Americani diffidenti.

 "Non ci va che le persone del posto sappiano che noi siamo qui."

Beh, mi è capitato di ascoltare queste parole con le mie orecchie. Americani che, un paio di volte l'anno, vengono in villeggiatura in Fontanabuona e che preferiscono rimanere più anonimi possibile. Perché?
Perché ai loro occhi siamo barbari retrogradi pronti a rapinarli o a svaligiargli la casa appena mettono il naso fuori? Vorrebbero godere della nostra focaccia, delle nostre colline, del nostro mare, senza però essere disturbati?
L'ho trovato offensivo. 
Sopratutto perché a cliccare qui e là, su internet, a sfogliare un quotidiano, mi sembra che siano loro ad avere i problemi. Mi sembra che siano loro a soffrire di un dilagante razzismo, un'intolleranza galoppante, hanno gestito malissimo la crisi sanitaria, si guardano continuamente intorno con sospetto, vogliono il muro al confine con il Messico, e magari anche mettere il veto a qualche passaporto in più. Si sentono costantemente minacciati quando la minaccia a loro stessi, beh, sono loro stessi.
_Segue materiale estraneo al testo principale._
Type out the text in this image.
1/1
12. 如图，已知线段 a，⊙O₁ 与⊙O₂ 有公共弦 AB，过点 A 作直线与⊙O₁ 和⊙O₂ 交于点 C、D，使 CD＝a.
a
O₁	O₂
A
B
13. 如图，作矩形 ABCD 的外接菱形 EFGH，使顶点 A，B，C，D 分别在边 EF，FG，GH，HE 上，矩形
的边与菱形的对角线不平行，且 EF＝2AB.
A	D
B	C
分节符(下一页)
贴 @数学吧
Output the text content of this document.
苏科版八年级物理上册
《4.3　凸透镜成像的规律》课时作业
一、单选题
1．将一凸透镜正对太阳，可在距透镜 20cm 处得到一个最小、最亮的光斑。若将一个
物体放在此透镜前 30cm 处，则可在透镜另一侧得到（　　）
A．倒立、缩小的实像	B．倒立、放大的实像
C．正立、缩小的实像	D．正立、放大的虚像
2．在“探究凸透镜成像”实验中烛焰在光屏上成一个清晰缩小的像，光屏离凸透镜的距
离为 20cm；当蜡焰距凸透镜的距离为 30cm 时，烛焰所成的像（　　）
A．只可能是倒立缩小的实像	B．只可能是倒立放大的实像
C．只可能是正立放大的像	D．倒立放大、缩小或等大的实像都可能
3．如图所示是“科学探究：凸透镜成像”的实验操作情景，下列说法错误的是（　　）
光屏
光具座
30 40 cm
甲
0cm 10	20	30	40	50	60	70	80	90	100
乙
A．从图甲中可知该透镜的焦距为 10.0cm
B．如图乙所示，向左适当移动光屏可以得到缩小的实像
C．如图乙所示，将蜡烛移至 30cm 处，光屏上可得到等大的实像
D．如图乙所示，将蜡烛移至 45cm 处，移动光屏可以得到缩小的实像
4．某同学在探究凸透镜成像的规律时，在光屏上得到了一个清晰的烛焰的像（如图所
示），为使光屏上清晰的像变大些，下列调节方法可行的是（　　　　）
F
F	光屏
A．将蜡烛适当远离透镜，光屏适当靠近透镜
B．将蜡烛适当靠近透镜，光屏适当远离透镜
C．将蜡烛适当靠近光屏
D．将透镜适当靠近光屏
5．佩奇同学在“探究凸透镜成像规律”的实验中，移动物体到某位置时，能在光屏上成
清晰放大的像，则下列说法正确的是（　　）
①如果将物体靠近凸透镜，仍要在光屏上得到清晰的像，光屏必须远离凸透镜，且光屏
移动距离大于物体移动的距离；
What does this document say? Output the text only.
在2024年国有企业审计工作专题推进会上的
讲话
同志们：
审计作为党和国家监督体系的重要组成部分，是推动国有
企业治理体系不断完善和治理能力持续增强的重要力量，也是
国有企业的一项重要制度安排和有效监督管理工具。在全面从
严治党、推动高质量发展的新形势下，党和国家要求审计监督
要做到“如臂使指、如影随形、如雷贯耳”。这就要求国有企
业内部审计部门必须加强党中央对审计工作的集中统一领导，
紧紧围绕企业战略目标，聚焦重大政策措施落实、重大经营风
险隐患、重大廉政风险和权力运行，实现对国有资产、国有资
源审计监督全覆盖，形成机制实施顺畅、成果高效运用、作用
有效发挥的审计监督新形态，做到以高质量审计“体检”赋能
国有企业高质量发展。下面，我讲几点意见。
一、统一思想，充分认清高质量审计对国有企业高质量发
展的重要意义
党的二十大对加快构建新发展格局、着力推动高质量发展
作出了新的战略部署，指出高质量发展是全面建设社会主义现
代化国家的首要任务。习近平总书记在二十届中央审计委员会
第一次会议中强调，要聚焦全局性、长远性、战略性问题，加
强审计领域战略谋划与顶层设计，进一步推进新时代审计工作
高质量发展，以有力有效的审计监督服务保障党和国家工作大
Io ho fatto finta di niente, pentendomene. Tornando indietro, gli direi di stare tranquilli che non sono loro che devono avere paura di noi, e sopratutto non devono pensare di essere quelli che portano i dollari ai disperati italiani: quella pratica è stata superata da una settantina di anni. 
Di godersi tutto il nostro ben di Dio consci che nessuno li disturberà. Anzi, ci fa pure piacere. 
Di evitare quell'aria di superiorità che li contraddistingue, l'indolenza con cui si atteggiano a causa dei loro stipendi e della capacità di guadagnare un sacco di soldi (e, a volte, perderli con altrettanta rapidità). Credersi coloni di un paese bello, ma dalla popolazione ignorante e retrograda. 
Si, siamo in difficoltà, ma non siamo barbari. E voi siete i benvenuti.